While rank generally does not matter (the raw gross and variables related to that gross are of crucial importance), it’s not a great look that the opening weekend of Hasbro and Paramount’s Transformers One came in just under the third weekend of Warner Bros. Discovery’s Beetlejuice Beetlejuice. The kids and families that were supposed to rally on Saturday and Sunday to pull young Optimus Prime and young Megatron out of the proverbial fire never showed. Instead, they showed up for Tim Burton’s buzzy and well-liked legacy sequel, which kept its hold as the all-quadrant event movie of the moment. Beetlejuice 2 earned another $26 million (-49%) to raise its 17-day domestic cume to $227 million. That’s a better third-weekend hold than It’s 50% drop on this weekend in 2017, by which time it had earned 81% of its $327.5 million domestic cume. If the Michael Keaton/Winona Ryder/Jenna Ortega sequel plays likewise, it’ll end just over/under the $281 million total of Dune Part Two.
Beetlejuice Beetlejuice remains the all-quadrant event of the season.
When your well-liked $100 million follow-up is on a path to flirt with $300 million domestic, mediocre ($103 million thus far) overseas earnings are of less consequence. If Twisters ($268 million domestic and counting) cost $100 million instead of $155 million, its miserable $100 million overseas grosses would be mere trivia.
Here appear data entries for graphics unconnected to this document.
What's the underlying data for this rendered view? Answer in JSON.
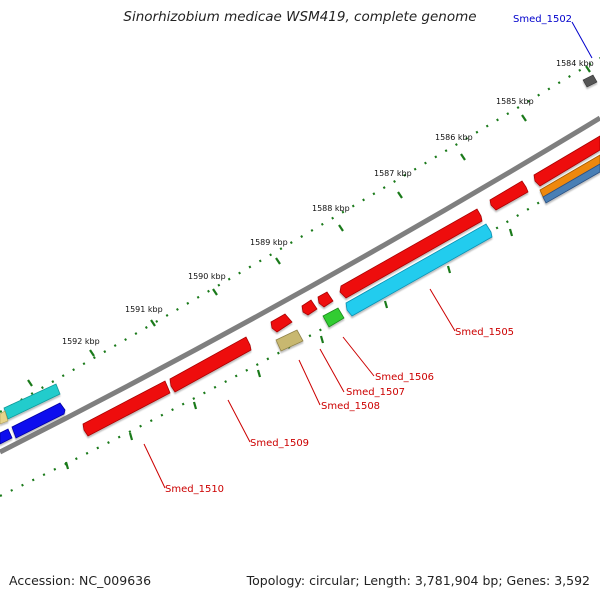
{
  "title": "Sinorhizobium medicae WSM419, complete genome",
  "footer": {
    "accession": "Accession: NC_009636",
    "topology": "Topology: circular; Length: 3,781,904 bp; Genes: 3,592"
  },
  "scale_labels": [
    "1584 kbp",
    "1585 kbp",
    "1586 kbp",
    "1587 kbp",
    "1588 kbp",
    "1589 kbp",
    "1590 kbp",
    "1591 kbp",
    "1592 kbp"
  ],
  "gene_labels": [
    "Smed_1502",
    "Smed_1505",
    "Smed_1506",
    "Smed_1507",
    "Smed_1508",
    "Smed_1509",
    "Smed_1510"
  ],
  "colors": {
    "backbone": "#808080",
    "ticks": "#1a7a1a",
    "cds_red": "#ee1111",
    "cds_cyan": "#22ccee",
    "cds_green": "#33cc33",
    "cds_khaki": "#c8b870",
    "cds_blue": "#1111ee",
    "cds_teal": "#22cccc",
    "cds_orange": "#ee8811",
    "label_red": "#cc0000",
    "label_blue": "#0000cc"
  }
}
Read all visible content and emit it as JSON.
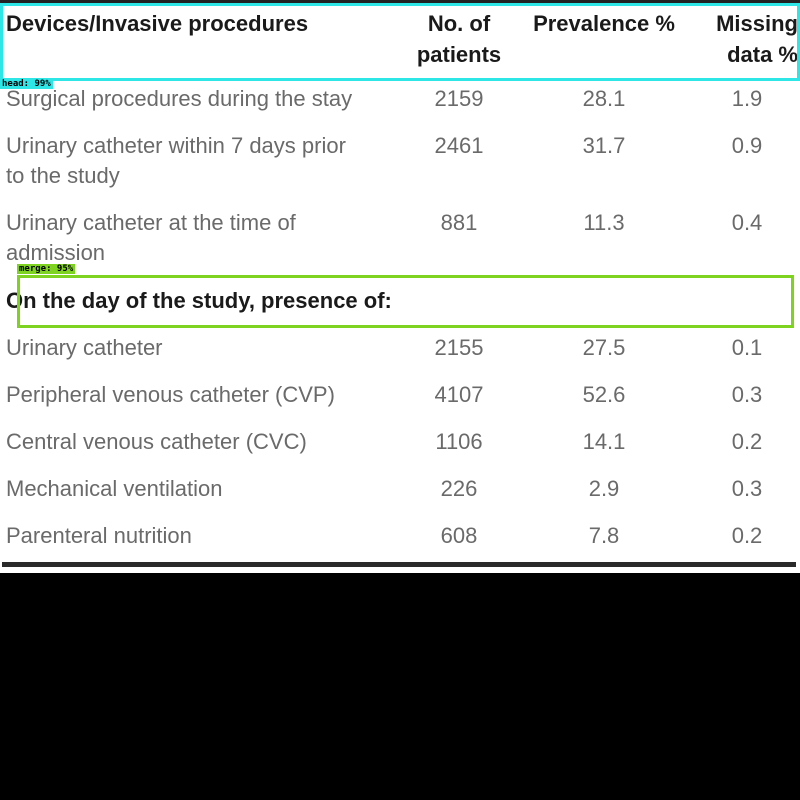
{
  "table": {
    "headers": [
      "Devices/Invasive procedures",
      "No. of\npatients",
      "Prevalence %",
      "Missing\ndata %"
    ],
    "rows_before": [
      {
        "name": "Surgical procedures during the stay",
        "patients": "2159",
        "prevalence": "28.1",
        "missing": "1.9"
      },
      {
        "name": "Urinary catheter within 7 days prior\nto the study",
        "patients": "2461",
        "prevalence": "31.7",
        "missing": "0.9"
      },
      {
        "name": "Urinary catheter at the time of\nadmission",
        "patients": "881",
        "prevalence": "11.3",
        "missing": "0.4"
      }
    ],
    "section_title": "On the day of the study, presence of:",
    "rows_after": [
      {
        "name": "Urinary catheter",
        "patients": "2155",
        "prevalence": "27.5",
        "missing": "0.1"
      },
      {
        "name": "Peripheral venous catheter (CVP)",
        "patients": "4107",
        "prevalence": "52.6",
        "missing": "0.3"
      },
      {
        "name": "Central venous catheter (CVC)",
        "patients": "1106",
        "prevalence": "14.1",
        "missing": "0.2"
      },
      {
        "name": "Mechanical ventilation",
        "patients": "226",
        "prevalence": "2.9",
        "missing": "0.3"
      },
      {
        "name": "Parenteral nutrition",
        "patients": "608",
        "prevalence": "7.8",
        "missing": "0.2"
      }
    ]
  },
  "overlays": {
    "head_label": "head: 99%",
    "merge_label": "merge: 95%",
    "head_color": "#2ee6e6",
    "merge_color": "#7ed321"
  }
}
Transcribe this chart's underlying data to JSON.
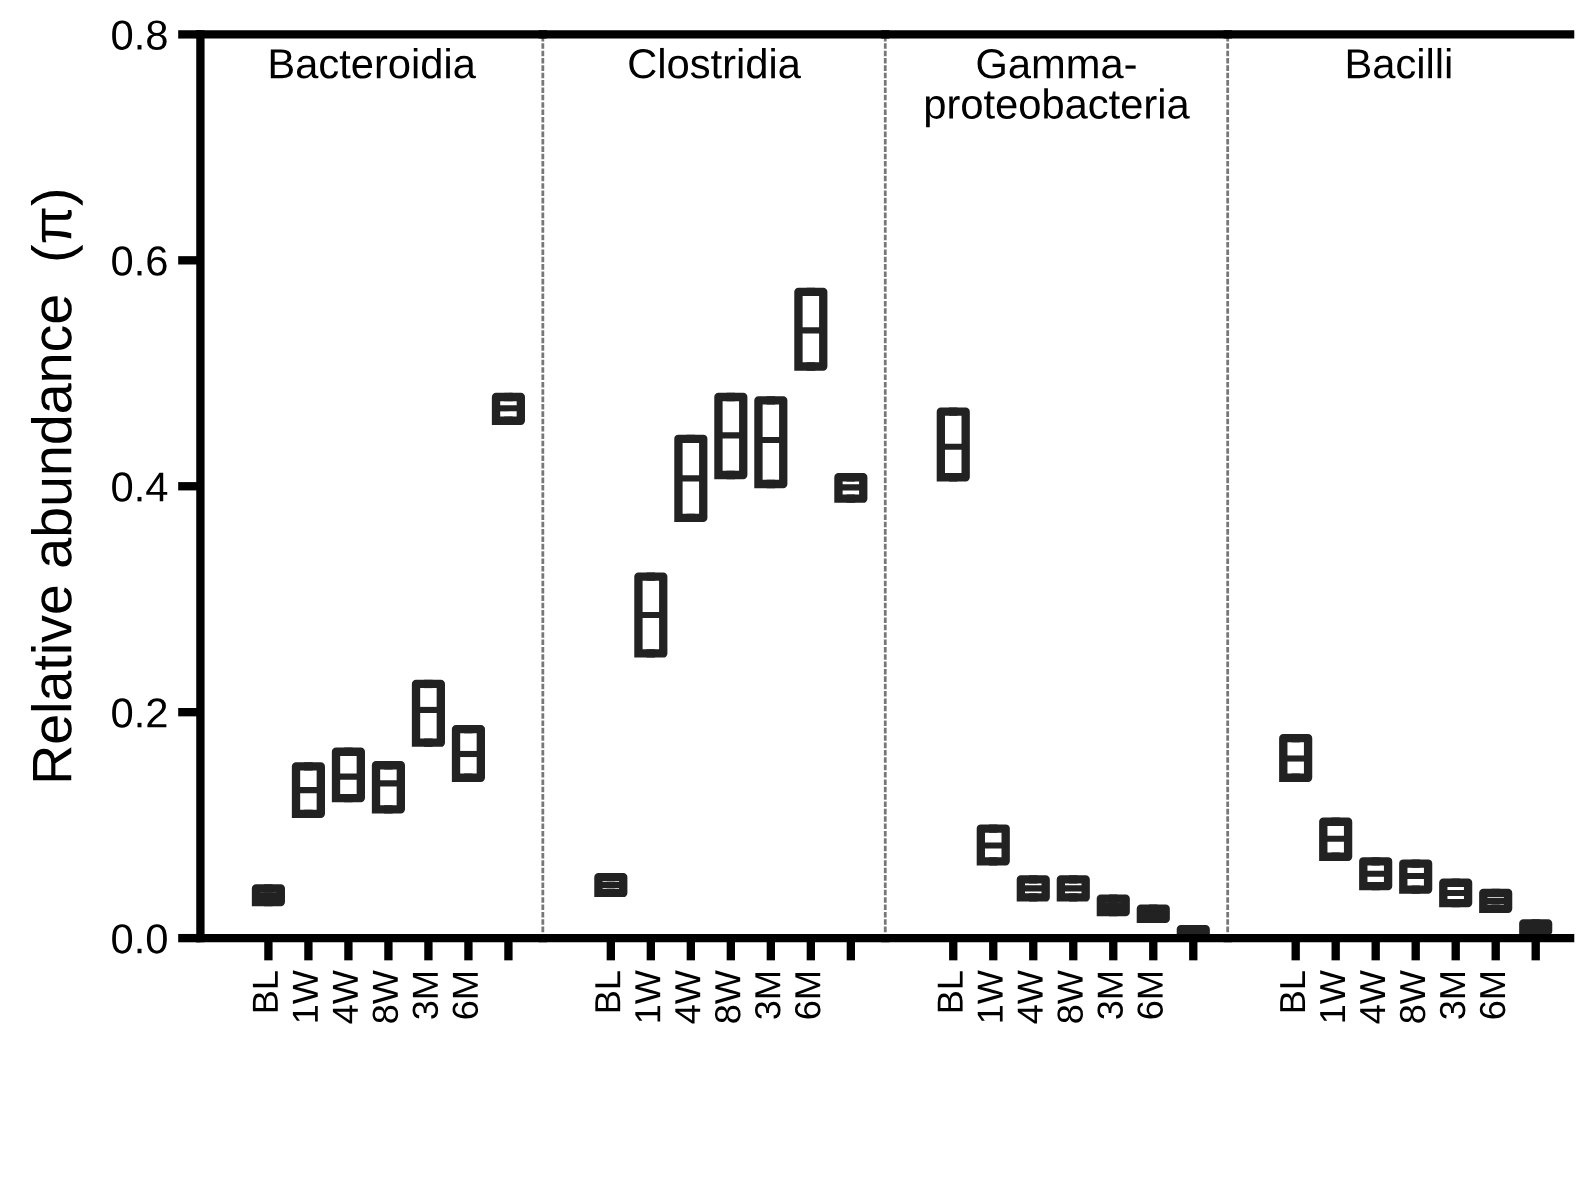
{
  "chart_data": [
    {
      "type": "box",
      "title": "Bacteroidia",
      "ylabel": "Relative abundance  (π)",
      "categories": [
        "BL",
        "1W",
        "4W",
        "8W",
        "3M",
        "6M",
        null
      ],
      "ylim": [
        0,
        0.8
      ],
      "yticks": [
        {
          "value": 0,
          "label": "0.0"
        },
        {
          "value": 0.2,
          "label": "0.2"
        },
        {
          "value": 0.4,
          "label": "0.4"
        },
        {
          "value": 0.6,
          "label": "0.6"
        },
        {
          "value": 0.8,
          "label": "0.8"
        }
      ],
      "boxes": [
        {
          "low": 0.032,
          "q1": 0.032,
          "median": 0.038,
          "q3": 0.044,
          "high": 0.044
        },
        {
          "low": 0.11,
          "q1": 0.11,
          "median": 0.131,
          "q3": 0.152,
          "high": 0.152
        },
        {
          "low": 0.124,
          "q1": 0.124,
          "median": 0.143,
          "q3": 0.165,
          "high": 0.165
        },
        {
          "low": 0.114,
          "q1": 0.114,
          "median": 0.137,
          "q3": 0.153,
          "high": 0.153
        },
        {
          "low": 0.173,
          "q1": 0.173,
          "median": 0.202,
          "q3": 0.225,
          "high": 0.225
        },
        {
          "low": 0.142,
          "q1": 0.142,
          "median": 0.163,
          "q3": 0.185,
          "high": 0.185
        },
        {
          "low": 0.458,
          "q1": 0.458,
          "median": 0.469,
          "q3": 0.479,
          "high": 0.479
        }
      ]
    },
    {
      "type": "box",
      "title": "Clostridia",
      "categories": [
        "BL",
        "1W",
        "4W",
        "8W",
        "3M",
        "6M",
        null
      ],
      "ylim": [
        0,
        0.8
      ],
      "tick_labels": "x",
      "boxes": [
        {
          "low": 0.04,
          "q1": 0.04,
          "median": 0.047,
          "q3": 0.054,
          "high": 0.054
        },
        {
          "low": 0.252,
          "q1": 0.252,
          "median": 0.286,
          "q3": 0.32,
          "high": 0.32
        },
        {
          "low": 0.372,
          "q1": 0.372,
          "median": 0.407,
          "q3": 0.442,
          "high": 0.442
        },
        {
          "low": 0.41,
          "q1": 0.41,
          "median": 0.445,
          "q3": 0.479,
          "high": 0.479
        },
        {
          "low": 0.402,
          "q1": 0.402,
          "median": 0.441,
          "q3": 0.476,
          "high": 0.476
        },
        {
          "low": 0.506,
          "q1": 0.506,
          "median": 0.538,
          "q3": 0.572,
          "high": 0.572
        },
        {
          "low": 0.389,
          "q1": 0.389,
          "median": 0.399,
          "q3": 0.408,
          "high": 0.408
        }
      ]
    },
    {
      "type": "box",
      "title": "Gamma-\nproteobacteria",
      "categories": [
        "BL",
        "1W",
        "4W",
        "8W",
        "3M",
        "6M",
        null
      ],
      "ylim": [
        0,
        0.8
      ],
      "tick_labels": "x",
      "boxes": [
        {
          "low": 0.408,
          "q1": 0.408,
          "median": 0.435,
          "q3": 0.466,
          "high": 0.466
        },
        {
          "low": 0.068,
          "q1": 0.068,
          "median": 0.082,
          "q3": 0.097,
          "high": 0.097
        },
        {
          "low": 0.036,
          "q1": 0.036,
          "median": 0.044,
          "q3": 0.052,
          "high": 0.052
        },
        {
          "low": 0.036,
          "q1": 0.036,
          "median": 0.044,
          "q3": 0.052,
          "high": 0.052
        },
        {
          "low": 0.023,
          "q1": 0.023,
          "median": 0.029,
          "q3": 0.035,
          "high": 0.035
        },
        {
          "low": 0.017,
          "q1": 0.017,
          "median": 0.021,
          "q3": 0.026,
          "high": 0.026
        },
        {
          "low": 0.001,
          "q1": 0.001,
          "median": 0.004,
          "q3": 0.008,
          "high": 0.008
        }
      ]
    },
    {
      "type": "box",
      "title": "Bacilli",
      "categories": [
        "BL",
        "1W",
        "4W",
        "8W",
        "3M",
        "6M",
        null
      ],
      "ylim": [
        0,
        0.8
      ],
      "tick_labels": "x",
      "boxes": [
        {
          "low": 0.142,
          "q1": 0.142,
          "median": 0.159,
          "q3": 0.177,
          "high": 0.177
        },
        {
          "low": 0.072,
          "q1": 0.072,
          "median": 0.088,
          "q3": 0.103,
          "high": 0.103
        },
        {
          "low": 0.046,
          "q1": 0.046,
          "median": 0.057,
          "q3": 0.068,
          "high": 0.068
        },
        {
          "low": 0.043,
          "q1": 0.043,
          "median": 0.055,
          "q3": 0.066,
          "high": 0.066
        },
        {
          "low": 0.031,
          "q1": 0.031,
          "median": 0.04,
          "q3": 0.049,
          "high": 0.049
        },
        {
          "low": 0.026,
          "q1": 0.026,
          "median": 0.033,
          "q3": 0.04,
          "high": 0.04
        },
        {
          "low": 0.006,
          "q1": 0.006,
          "median": 0.009,
          "q3": 0.013,
          "high": 0.013
        }
      ]
    }
  ]
}
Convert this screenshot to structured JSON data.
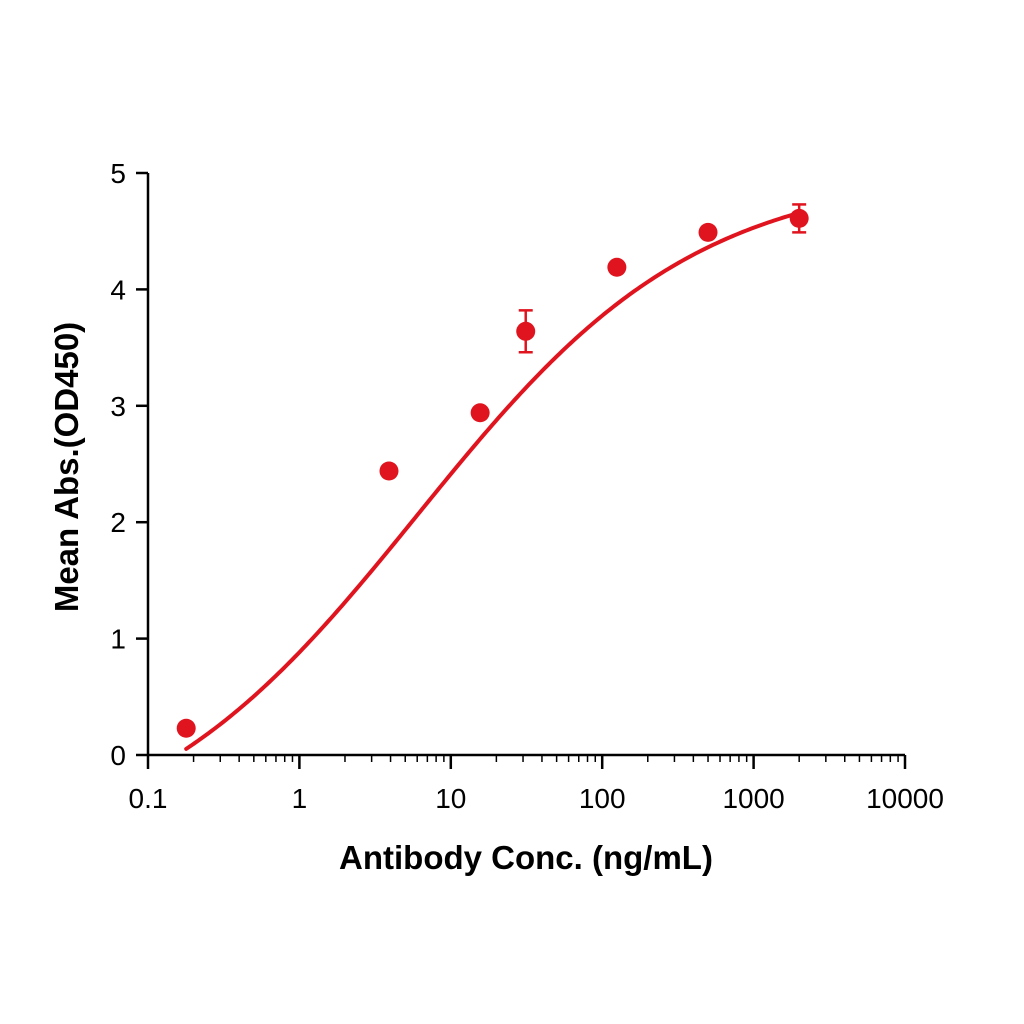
{
  "chart_data": {
    "type": "scatter",
    "title": "",
    "xlabel": "Antibody Conc. (ng/mL)",
    "ylabel": "Mean Abs.(OD450)",
    "x_scale": "log",
    "xlim": [
      0.1,
      10000
    ],
    "ylim": [
      0,
      5
    ],
    "x_ticks": [
      0.1,
      1,
      10,
      100,
      1000,
      10000
    ],
    "x_tick_labels": [
      "0.1",
      "1",
      "10",
      "100",
      "1000",
      "10000"
    ],
    "y_ticks": [
      0,
      1,
      2,
      3,
      4,
      5
    ],
    "y_tick_labels": [
      "0",
      "1",
      "2",
      "3",
      "4",
      "5"
    ],
    "grid": false,
    "legend": "none",
    "color": "#e0141e",
    "points": [
      {
        "x": 0.1788,
        "y": 0.23,
        "err": 0
      },
      {
        "x": 3.906,
        "y": 2.44,
        "err": 0
      },
      {
        "x": 15.625,
        "y": 2.94,
        "err": 0
      },
      {
        "x": 31.25,
        "y": 3.64,
        "err": 0.18
      },
      {
        "x": 125,
        "y": 4.19,
        "err": 0
      },
      {
        "x": 500,
        "y": 4.49,
        "err": 0
      },
      {
        "x": 2000,
        "y": 4.61,
        "err": 0.12
      }
    ],
    "fit_curve": {
      "type": "4PL",
      "bottom": -0.9,
      "top": 5.02,
      "ec50": 6.0,
      "hill": 0.47,
      "x_start": 0.1788,
      "x_end": 2000
    }
  }
}
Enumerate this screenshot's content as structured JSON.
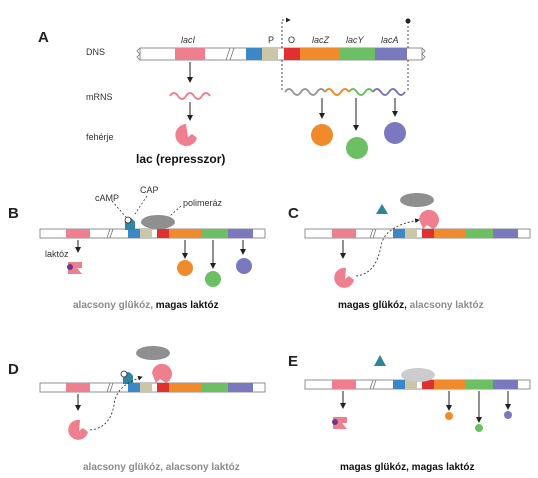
{
  "panels": {
    "a": "A",
    "b": "B",
    "c": "C",
    "d": "D",
    "e": "E"
  },
  "row_labels": {
    "dna": "DNS",
    "mrna": "mRNS",
    "protein": "fehérje"
  },
  "genes": {
    "laci": "lacI",
    "p": "P",
    "o": "O",
    "lacz": "lacZ",
    "lacy": "lacY",
    "laca": "lacA"
  },
  "repressor_label": "lac (represszor)",
  "labels": {
    "camp": "cAMP",
    "cap": "CAP",
    "polymerase": "polimeráz",
    "lactose": "laktóz"
  },
  "captions": {
    "b": {
      "part1": "alacsony glükóz,",
      "part2": " magas laktóz"
    },
    "c": {
      "part1": "magas glükóz,",
      "part2": " alacsony laktóz"
    },
    "d": {
      "text": "alacsony glükóz, alacsony laktóz"
    },
    "e": {
      "text": "magas glükóz, magas laktóz"
    }
  },
  "colors": {
    "laci": "#ef7f8e",
    "promoter": "#3b87c8",
    "p_region": "#cbc6a6",
    "operator": "#e03030",
    "lacz": "#f08a2a",
    "lacy": "#6cbf62",
    "laca": "#7a78bf",
    "polymerase": "#8f8f8f",
    "cap_protein": "#2f87a3",
    "glucose_marker": "#2f8499"
  }
}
Moreover, not that the world needs a Beetlejuice 3 (maybe this time the gang finally makes it to Hawaii), but a theoretical threequel could play like a conventional sequel (think Sherlock Holmes: A Game of Shadows, The Kingsman: The Golden Circle or Star Trek Into Darkness) that, with the franchise (re)introduced outside of North America, declines a bit stateside but upswings overseas for an over/under equal global cume. Ironically, if WBD’s own Joker: Folie à Deux underwhelms in two weeks (especially in terms of being an all things for all audiences tentpole like its predecessor), Beetlejuice 2 will remain the all-quadrant biggie until Sony’s Venom: The Last Dance on October 25.
Transformers One opened 23x above Batman: Mask of the Phantasm.
As for Hasbro and Paramount’s Transformers One, a $25 million opening weekend isn’t awful by the lower standards of “from live-action movies to animated movies” pipeline. Paramount’s animated Teenage Mutant Ninja Turtles: Mutant Mayhem opened with $26 million over the Fri-Sun part of a $45 million Wed-Sun debut. Recall that Sony’s Spider-Man: Into the Spider-Verse opened with $35 million in mid-December 2018 amid rave reviews, Oscar buzz and the “see Miles Morales on the big screen” factor working in its favor. It had the holiday blitz to stretch those legs, becoming the leggiest comic book superhero movie since Tim Burton’s Batman. Conversely, WB’s Batman: Mask of the Phantasm (a feature-length installment of the acclaimed and popular Batman: The Animated Series) earned $557,134 on its Christmas Day 1993 opening day and would earn $1.1 million in its Sat/Sun debut and $5.6 million worldwide. I was there, and it was essentially a private showing. But this is still disappointing, both in terms of tracking and actual earnings.